Roma foi incrível, dentro e fora da tela. Um momento que realmente se destacou foi quando Ashley Park e sua coreógrafa, Carlye Tamaren, ensinaram uma das coreografias de Ashley. Todos se saíram bem — e Bruno Gouery foi muito engraçado. Quando não estávamos tirando fotos, um dos nossos pontos de encontro favoritos era a cobertura do hotel Minerva. É incrível. Em Veneza, reunimo-nos todos no quarto de Bruno Gouery e jogámos um jogo de dados piratas que Lucien Laviscount nos apresentou.

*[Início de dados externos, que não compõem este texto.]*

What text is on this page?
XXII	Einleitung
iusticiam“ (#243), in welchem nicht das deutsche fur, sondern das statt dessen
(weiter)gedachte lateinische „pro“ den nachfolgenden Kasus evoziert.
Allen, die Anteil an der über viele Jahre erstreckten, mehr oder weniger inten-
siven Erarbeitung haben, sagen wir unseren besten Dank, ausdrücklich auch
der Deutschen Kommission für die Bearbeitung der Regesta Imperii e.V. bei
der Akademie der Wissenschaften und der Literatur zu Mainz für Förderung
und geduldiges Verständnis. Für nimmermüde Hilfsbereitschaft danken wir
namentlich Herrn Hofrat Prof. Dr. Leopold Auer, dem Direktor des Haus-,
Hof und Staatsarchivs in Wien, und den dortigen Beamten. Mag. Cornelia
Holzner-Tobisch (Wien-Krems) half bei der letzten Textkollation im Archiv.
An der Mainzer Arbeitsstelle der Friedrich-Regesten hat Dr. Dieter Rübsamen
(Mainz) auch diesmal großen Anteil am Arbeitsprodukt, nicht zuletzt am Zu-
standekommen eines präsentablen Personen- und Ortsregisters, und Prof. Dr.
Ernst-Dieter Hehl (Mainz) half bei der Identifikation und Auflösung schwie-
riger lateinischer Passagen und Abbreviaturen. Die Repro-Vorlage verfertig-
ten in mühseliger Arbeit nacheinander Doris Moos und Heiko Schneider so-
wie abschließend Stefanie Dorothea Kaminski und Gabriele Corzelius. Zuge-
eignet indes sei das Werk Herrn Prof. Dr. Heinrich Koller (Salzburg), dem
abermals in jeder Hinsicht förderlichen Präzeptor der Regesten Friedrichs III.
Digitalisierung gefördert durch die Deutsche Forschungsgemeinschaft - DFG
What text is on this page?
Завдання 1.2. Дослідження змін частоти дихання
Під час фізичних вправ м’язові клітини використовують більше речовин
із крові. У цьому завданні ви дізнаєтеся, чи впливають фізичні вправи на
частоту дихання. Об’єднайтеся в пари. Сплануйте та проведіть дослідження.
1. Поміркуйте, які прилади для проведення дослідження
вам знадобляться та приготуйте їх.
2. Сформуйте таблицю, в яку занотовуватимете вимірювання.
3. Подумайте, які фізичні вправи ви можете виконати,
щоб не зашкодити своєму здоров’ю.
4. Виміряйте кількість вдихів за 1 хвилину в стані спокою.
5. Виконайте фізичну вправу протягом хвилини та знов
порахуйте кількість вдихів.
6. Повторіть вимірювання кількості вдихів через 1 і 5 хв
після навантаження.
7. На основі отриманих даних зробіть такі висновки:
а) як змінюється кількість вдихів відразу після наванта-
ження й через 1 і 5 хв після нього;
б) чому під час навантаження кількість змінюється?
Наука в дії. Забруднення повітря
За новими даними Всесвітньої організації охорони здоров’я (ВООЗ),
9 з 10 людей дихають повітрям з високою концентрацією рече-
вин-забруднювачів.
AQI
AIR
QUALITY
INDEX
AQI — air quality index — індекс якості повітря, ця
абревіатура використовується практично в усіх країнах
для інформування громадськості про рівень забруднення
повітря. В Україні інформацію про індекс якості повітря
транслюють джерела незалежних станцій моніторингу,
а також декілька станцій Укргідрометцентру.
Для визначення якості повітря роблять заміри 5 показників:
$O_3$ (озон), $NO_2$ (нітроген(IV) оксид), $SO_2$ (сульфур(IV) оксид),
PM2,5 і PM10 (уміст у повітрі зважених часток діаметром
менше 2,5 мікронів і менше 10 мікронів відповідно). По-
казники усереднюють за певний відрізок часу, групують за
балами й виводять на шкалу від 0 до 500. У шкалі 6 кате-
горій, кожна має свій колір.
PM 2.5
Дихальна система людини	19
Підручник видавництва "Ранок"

A cidade em si parecia um sonho.
A série gira em torno de Emily e suas experiências na construção de uma nova vida em Paris. Como seria esta série se se chamasse “Julien em Paris”? Cinco temporadas, que parte da vida dele seria se você pudesse colocar no Darren Star?
Se o show se chamasse “Julien em Paris”, talvez não tivesse sido tão emocionante – Julien é parisiense. Ele é dono de Paris. Gosto de pensar que ele se considera o príncipe da cidade. Agora que Julien está em Nova York – abrindo seu próprio negócio lá – a história é diferente. Já senti a história.
Julien é muito perspicaz e consegue ver o jogo de Genevieve. Como você acha que ela lidou com isso e onde estava, sabendo que esse segredo poderia destruir a amizade de Emily e Mindy?
Acho que Julien cuidou bem dele. Não é um bom lugar. Quando um amigo magoa outro amigo, a coisa certa a fazer é encorajar a pessoa injustiçada a fazer a coisa certa. E quando alguém como Genevieve – interpretada pela charmosa Thalia Besson – tenta causar problemas, Julien sabe exatamente como lidar com isso da melhor maneira possível.
Com todos os triângulos (e quadrados) amorosos, quem você escolheria, Samuel, para Emily – Gabriel ou Marcello? E para Mindy – Nicolas ou Alfie?
Não acho que devo escolher homens para essas mulheres. Tudo o que posso dizer é que eles devem seguir seus corações e aceitar o que quer que aconteça. Na verdade, todos deveríamos nos esforçar para fazer o mesmo.
O que você assistiu recentemente e recomenda a todos que conhece?
Recentemente assisti “Safe House” (Netflix), com Lucien Laviscount como o vilão herói de ação. O elenco é ótimo, o final realmente surpreende e Lucien faz suas próprias cenas de ação — o que o torna ainda mais incrível.
Qual é o seu conforto ao assistir – aquele filme ou programa de TV que você sempre volta?
“Rick e Morty” (Hulu). Nunca envelhece. É engraçado, cheio de referências da cultura pop — que adoro — e a trilha sonora é incrível.